Just wondering if anyone was able to identify thing hog. Looks to be pretty heavy duty just wondering how getting replacement parts will be 
















Thank you


----------



## harry16 (Dec 8, 2011)

Hello Overalls, welcome to the forum.

That is a weird looking gearbox, better viewed in the second picture. Might jog someone's memory...


----------



## deerhide (Oct 20, 2016)

I never saw a gearbox like that but the whole thing looks pretty heavy duty. Might be a Woods, it's yellow.


----------



## sixbales (May 18, 2011)

Well, it was yellow!!


----------



## Overalls (Oct 3, 2020)

Thank you harry16, yeah new to the whole thing this would be my first but that one was a little more work then I felt comfortable with. Gotta love the rust belt (=


----------



## bmaverick (Feb 20, 2014)

Overalls said:


> Thank you harry16, yeah new to the whole thing this would be my first but that one was a little more work then I felt comfortable with. Gotta love the rust belt (=


It sort of has that King Kutter look, except that wide band strap across the back top. King Kutter is known NOT to put primer on the metal before the yellow paint. Thus, their products rust SOOONER than most. 

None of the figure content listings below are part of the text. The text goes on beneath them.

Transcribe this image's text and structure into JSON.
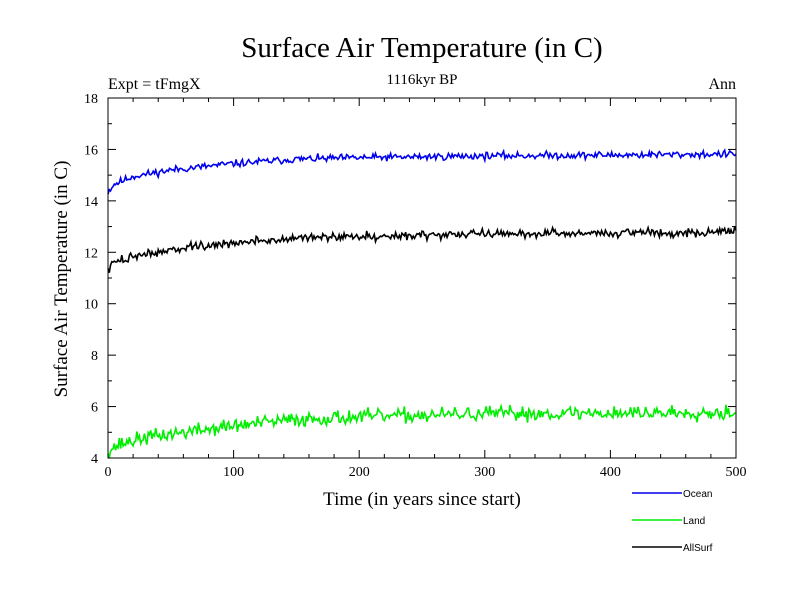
{
  "chart_data": {
    "type": "line",
    "title": "Surface Air Temperature (in C)",
    "subtitle": "1116kyr BP",
    "left_label": "Expt = tFmgX",
    "right_label": "Ann",
    "xlabel": "Time (in years since start)",
    "ylabel": "Surface Air Temperature (in C)",
    "xlim": [
      0,
      500
    ],
    "ylim": [
      4,
      18
    ],
    "xticks": [
      0,
      100,
      200,
      300,
      400,
      500
    ],
    "yticks": [
      4,
      6,
      8,
      10,
      12,
      14,
      16,
      18
    ],
    "legend_position": "bottom-right",
    "series": [
      {
        "name": "Ocean",
        "color": "#0000ee",
        "keypoints": [
          [
            0,
            14.35
          ],
          [
            5,
            14.65
          ],
          [
            20,
            14.95
          ],
          [
            50,
            15.2
          ],
          [
            100,
            15.45
          ],
          [
            150,
            15.62
          ],
          [
            200,
            15.68
          ],
          [
            300,
            15.75
          ],
          [
            400,
            15.78
          ],
          [
            500,
            15.82
          ]
        ],
        "noise": 0.1,
        "seed": 11
      },
      {
        "name": "Land",
        "color": "#00ee00",
        "keypoints": [
          [
            0,
            4.3
          ],
          [
            10,
            4.55
          ],
          [
            30,
            4.8
          ],
          [
            60,
            5.0
          ],
          [
            100,
            5.25
          ],
          [
            150,
            5.5
          ],
          [
            200,
            5.6
          ],
          [
            300,
            5.72
          ],
          [
            400,
            5.75
          ],
          [
            500,
            5.78
          ]
        ],
        "noise": 0.2,
        "seed": 37
      },
      {
        "name": "AllSurf",
        "color": "#000000",
        "keypoints": [
          [
            0,
            11.3
          ],
          [
            5,
            11.6
          ],
          [
            20,
            11.85
          ],
          [
            50,
            12.1
          ],
          [
            100,
            12.35
          ],
          [
            150,
            12.55
          ],
          [
            200,
            12.62
          ],
          [
            300,
            12.72
          ],
          [
            400,
            12.75
          ],
          [
            500,
            12.8
          ]
        ],
        "noise": 0.12,
        "seed": 73
      }
    ]
  }
}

Is it in working condition or are you looking to fix it some?


----------



## Sappleman (Apr 18, 2020)

It looks just like our brush chopper made by Service


----------



## Sappleman (Apr 18, 2020)

I meant Servis


----------



## HarveyW (Sep 15, 2014)

I think it is a Servis...... the older ones have that weird gearbox.


----------



## Groo (Jan 17, 2020)

Nothing overly complicated with something like that. Asolute Worst case, buy another brdlands gear box a cutter to bolt on to the deck, but I doubt it would ever go that far


----------



## Overalls (Oct 3, 2020)

thanks for all the replies, i ended up not picking it up due to random missing bolts and deck was fairly rusty and from i have researching that's normally high-tension steel which is harder to weld but again i am new to all this. new to the whole thing got a Kubota b7800 so from i have seen on forums and such 5' should be good. right now my sources are craigslist and facebook marketplace, any suggestions?


----------